Parents who are divorcing may not realize that there are some federal income tax credit and exemptions available for single parents that they may be able to take advantage of. These tax breaks may be able to ease some of the financial burden that parents sometimes shoulder following the end of their marriage.
Parents may claim children as dependents, but it is not possible to split the deduction. If there is more than one child, parents sometimes agree that each will claim one or more of the children. Parents may be eligible for deductions and tax credits for each dependent child.
The head of household filing status is allowed for single parents who make at least 50 percent of the household income and have children living with them for at least 50 percent of the year. This may put the parent in a lower tax bracket than if single filing status is used. Some deductions for qualifying child care expenses may be available as well as a dependent care spending account, which allows a parent to deposit money up to a certain sum tax-free. This type of account is established through a parent’s employer or business.
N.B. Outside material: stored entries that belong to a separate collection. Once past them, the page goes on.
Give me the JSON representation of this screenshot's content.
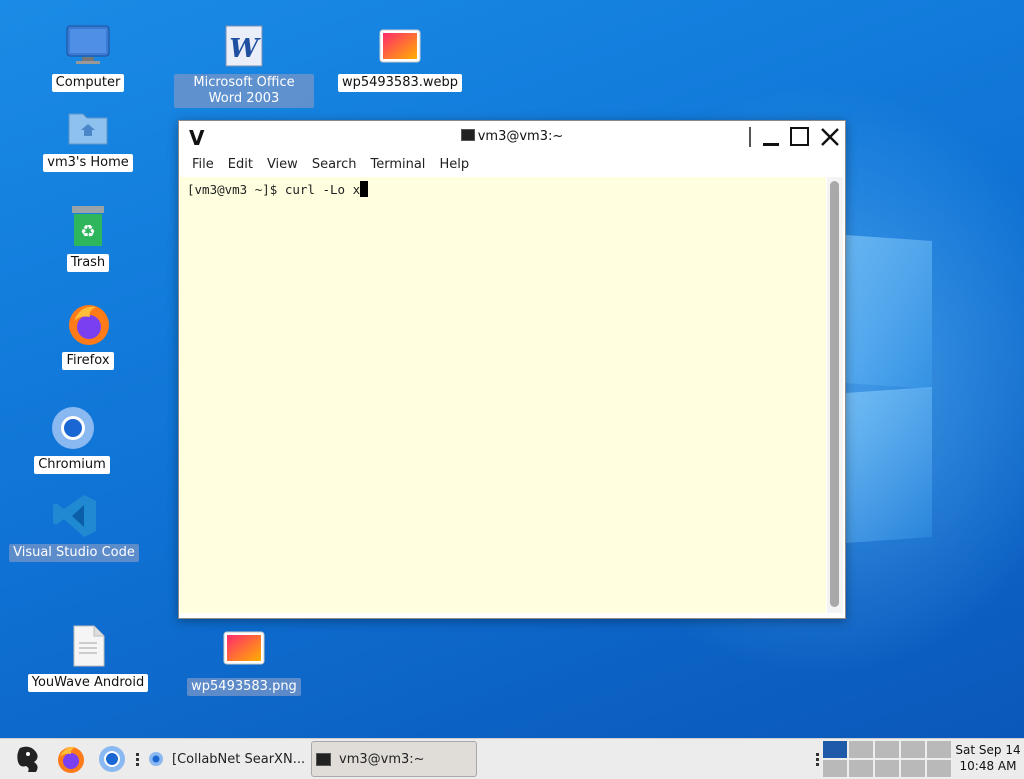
{
  "desktop": {
    "icons": [
      {
        "label": "Computer"
      },
      {
        "label": "Microsoft Office Word 2003"
      },
      {
        "label": "wp5493583.webp"
      },
      {
        "label": "vm3's Home"
      },
      {
        "label": "Trash"
      },
      {
        "label": "Firefox"
      },
      {
        "label": "Chromium"
      },
      {
        "label": "Visual Studio Code"
      },
      {
        "label": "YouWave Android"
      },
      {
        "label": "wp5493583.png"
      }
    ]
  },
  "terminal": {
    "title": "vm3@vm3:~",
    "logo": "V",
    "menu": [
      "File",
      "Edit",
      "View",
      "Search",
      "Terminal",
      "Help"
    ],
    "prompt": "[vm3@vm3 ~]$ ",
    "command": "curl -Lo x"
  },
  "taskbar": {
    "tasks": [
      {
        "label": "[CollabNet SearXN..."
      },
      {
        "label": "vm3@vm3:~"
      }
    ],
    "clock": {
      "date": "Sat Sep 14",
      "time": "10:48 AM"
    }
  },
  "colors": {
    "desktop": "#0f74d6",
    "terminal_bg": "#ffffe0",
    "pager_active": "#1e5aa8"
  }
}
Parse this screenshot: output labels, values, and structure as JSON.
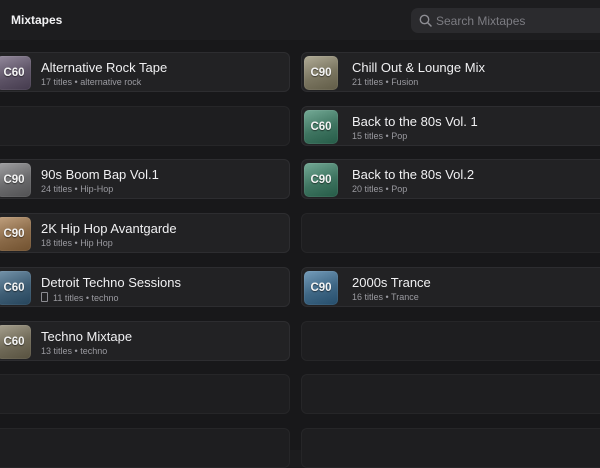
{
  "header": {
    "title": "Mixtapes",
    "search_placeholder": "Search Mixtapes"
  },
  "left_cards": [
    {
      "badge": "C60",
      "title": "Alternative Rock Tape",
      "count": "17 titles",
      "genre": "alternative rock",
      "color": "#5d5366"
    },
    null,
    {
      "badge": "C90",
      "title": "90s Boom Bap Vol.1",
      "count": "24 titles",
      "genre": "Hip-Hop",
      "color": "#6a6a6c"
    },
    {
      "badge": "C90",
      "title": "2K Hip Hop Avantgarde",
      "count": "18 titles",
      "genre": "Hip Hop",
      "color": "#8a6a48"
    },
    {
      "badge": "C60",
      "title": "Detroit Techno Sessions",
      "count": "11 titles",
      "genre": "techno",
      "color": "#3e5d74",
      "synced": true
    },
    {
      "badge": "C60",
      "title": "Techno Mixtape",
      "count": "13 titles",
      "genre": "techno",
      "color": "#706a58"
    },
    null,
    null
  ],
  "right_cards": [
    {
      "badge": "C90",
      "title": "Chill Out & Lounge Mix",
      "count": "21 titles",
      "genre": "Fusion",
      "color": "#7a7560"
    },
    {
      "badge": "C60",
      "title": "Back to the 80s Vol. 1",
      "count": "15 titles",
      "genre": "Pop",
      "color": "#3e7460"
    },
    {
      "badge": "C90",
      "title": "Back to the 80s Vol.2",
      "count": "20 titles",
      "genre": "Pop",
      "color": "#3e7460"
    },
    null,
    {
      "badge": "C90",
      "title": "2000s Trance",
      "count": "16 titles",
      "genre": "Trance",
      "color": "#3e6684"
    },
    null,
    null,
    null
  ],
  "separator": " • "
}
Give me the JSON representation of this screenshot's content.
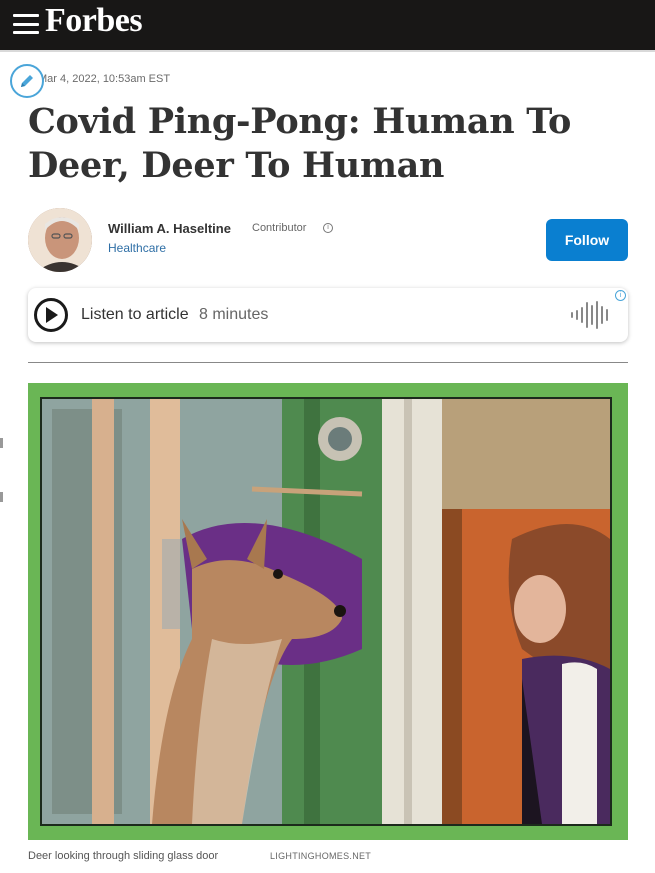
{
  "header": {
    "logo": "Forbes",
    "menu_icon": "hamburger-menu-icon"
  },
  "article": {
    "dateline": "Mar 4, 2022, 10:53am EST",
    "headline": "Covid Ping-Pong: Human To Deer, Deer To Human",
    "author": {
      "name": "William A. Haseltine",
      "role": "Contributor",
      "topic": "Healthcare",
      "follow_label": "Follow"
    },
    "audio": {
      "label": "Listen to article",
      "duration": "8 minutes"
    },
    "image": {
      "caption": "Deer looking through sliding glass door",
      "credit": "LIGHTINGHOMES.NET"
    }
  },
  "colors": {
    "topbar": "#181716",
    "follow_button": "#0a7fd0",
    "topic_link": "#2f6fa6",
    "photo_frame": "#6ab655"
  }
}
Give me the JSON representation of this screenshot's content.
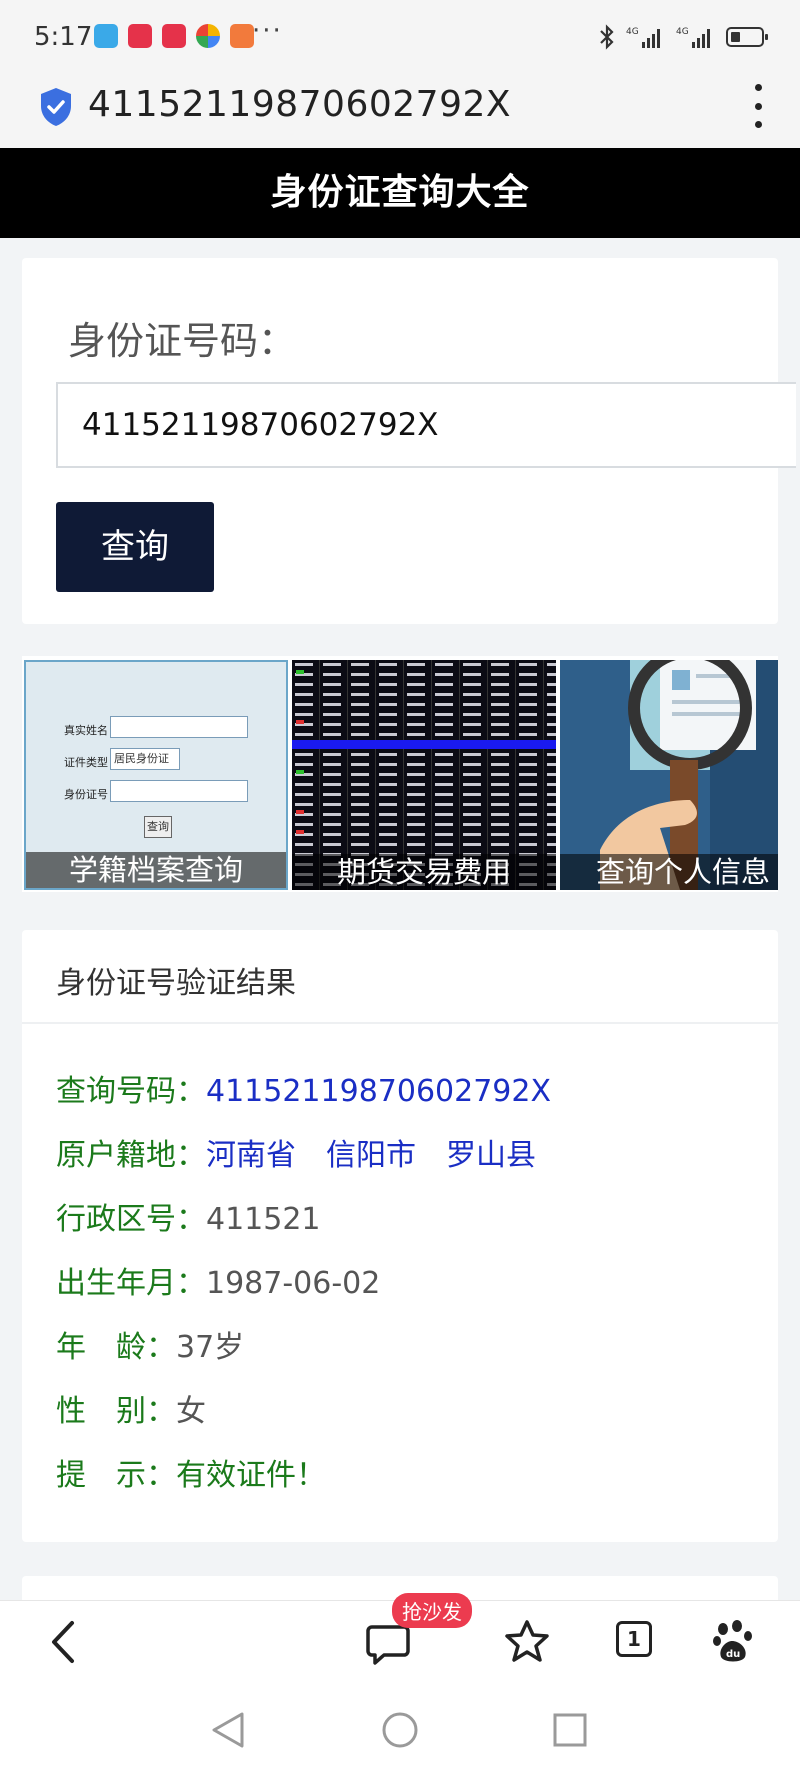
{
  "status_bar": {
    "time": "5:17",
    "more": "···",
    "signal1": "4G",
    "signal2": "4G"
  },
  "address_bar": {
    "url": "41152119870602792X"
  },
  "site": {
    "title": "身份证查询大全"
  },
  "query": {
    "label": "身份证号码：",
    "input_value": "41152119870602792X",
    "button_label": "查询"
  },
  "ads": [
    {
      "caption": "学籍档案查询"
    },
    {
      "caption": "期货交易费用"
    },
    {
      "caption": "查询个人信息"
    }
  ],
  "ad_form": {
    "name_label": "真实姓名",
    "type_label": "证件类型",
    "type_value": "居民身份证",
    "id_label": "身份证号",
    "submit": "查询"
  },
  "result": {
    "title": "身份证号验证结果",
    "rows": [
      {
        "label": "查询号码：",
        "value": "41152119870602792X"
      },
      {
        "label": "原户籍地：",
        "value": "河南省　信阳市　罗山县"
      },
      {
        "label": "行政区号：",
        "value": "411521"
      },
      {
        "label": "出生年月：",
        "value": "1987-06-02"
      },
      {
        "label": "年　龄：",
        "value": "37岁"
      },
      {
        "label": "性　别：",
        "value": "女"
      },
      {
        "label": "提　示：",
        "value": "有效证件！"
      }
    ]
  },
  "toolbar": {
    "badge": "抢沙发",
    "tab_count": "1"
  },
  "colors": {
    "header_bg": "#000000",
    "button_bg": "#0f1a36",
    "label_green": "#1b7a1b",
    "value_blue": "#1a2ec4",
    "badge_red": "#ec3b4f"
  }
}
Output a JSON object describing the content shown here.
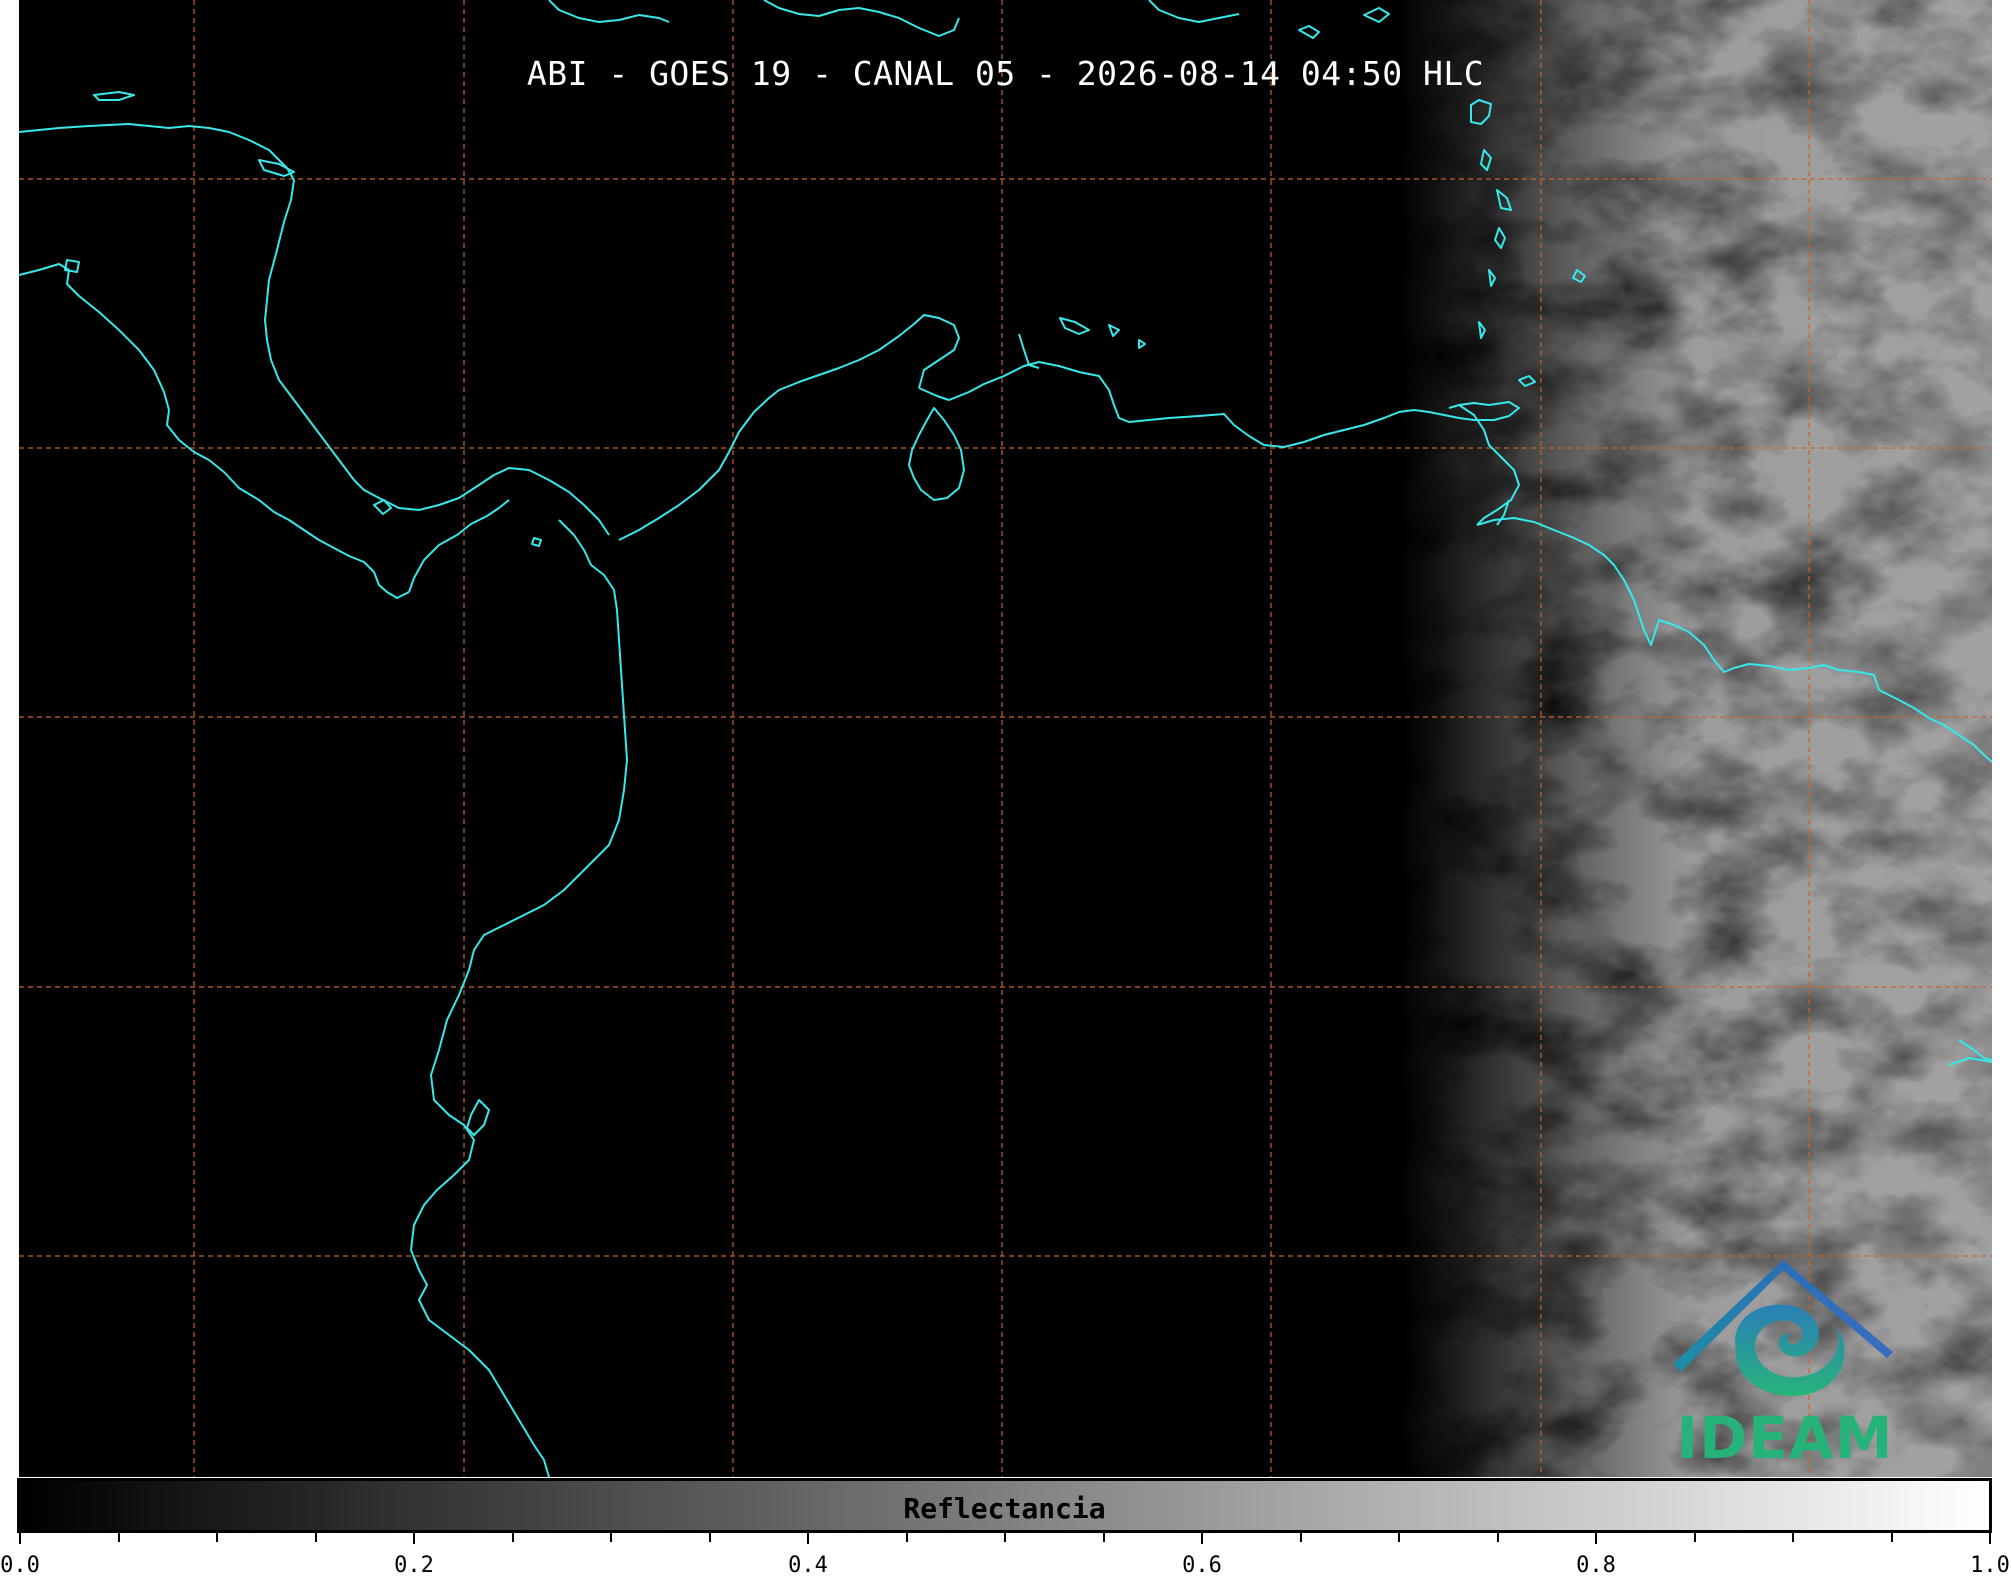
{
  "title": "ABI - GOES 19 - CANAL 05 - 2026-08-14 04:50 HLC",
  "logo": {
    "text": "IDEAM",
    "icon": "ideam-logo-icon"
  },
  "colorbar": {
    "label": "Reflectancia",
    "min": 0.0,
    "max": 1.0,
    "colormap": "grayscale black-to-white",
    "tick_labels": [
      "0.0",
      "0.2",
      "0.4",
      "0.6",
      "0.8",
      "1.0"
    ]
  },
  "map": {
    "background": "#000000",
    "coastline_color": "#37e8ea",
    "gridline_color": "#c8642a",
    "gridline_style": "dashed",
    "cloud_region": "east edge, grayscale reflectance"
  }
}
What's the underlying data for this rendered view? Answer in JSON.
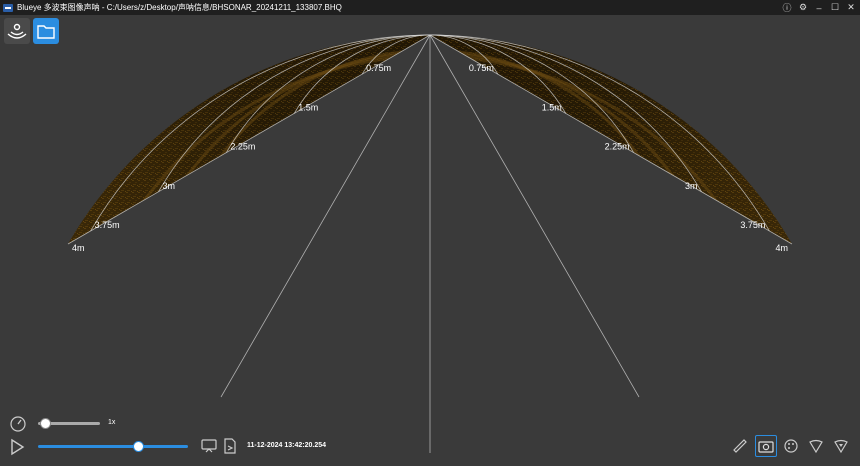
{
  "window": {
    "title": "Blueye 多波束图像声呐 - C:/Users/z/Desktop/声呐信息/BHSONAR_20241211_133807.BHQ",
    "help_icon": "help-icon",
    "settings_icon": "gear-icon",
    "minimize_icon": "minimize-icon",
    "maximize_icon": "maximize-icon",
    "close_icon": "close-icon"
  },
  "toolbar": {
    "sonar_icon": "sonar-icon",
    "folder_icon": "folder-icon",
    "accent": "#2b8de0"
  },
  "sonar": {
    "range_labels_left": [
      "0.75m",
      "1.5m",
      "2.25m",
      "3m",
      "3.75m",
      "4m"
    ],
    "range_labels_right": [
      "0.75m",
      "1.5m",
      "2.25m",
      "3m",
      "3.75m",
      "4m"
    ],
    "max_range_m": 4,
    "echo_color": "#f2b640"
  },
  "playback": {
    "speed_label": "1x",
    "speed_value": 0.05,
    "progress_value": 0.66,
    "timestamp": "11-12-2024 13:42:20.254"
  },
  "tools": [
    "ruler-icon",
    "camera-icon",
    "palette-icon",
    "sector-down-icon",
    "sector-filter-icon"
  ]
}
Some divorce legal issues can often be difficult to resolve, as parents face child custody, visitation, support issues and asset division determinations. It is best when divorcing parents strive for solutions that are in their children’s best interests, although there may be disagreement about what those should be. A family law attorney can assist a client in the negotiation of these matters. Even if an agreement can be reached, however, it will ultimately be subject to the court’s approval, making the advice of legal counsel advisable.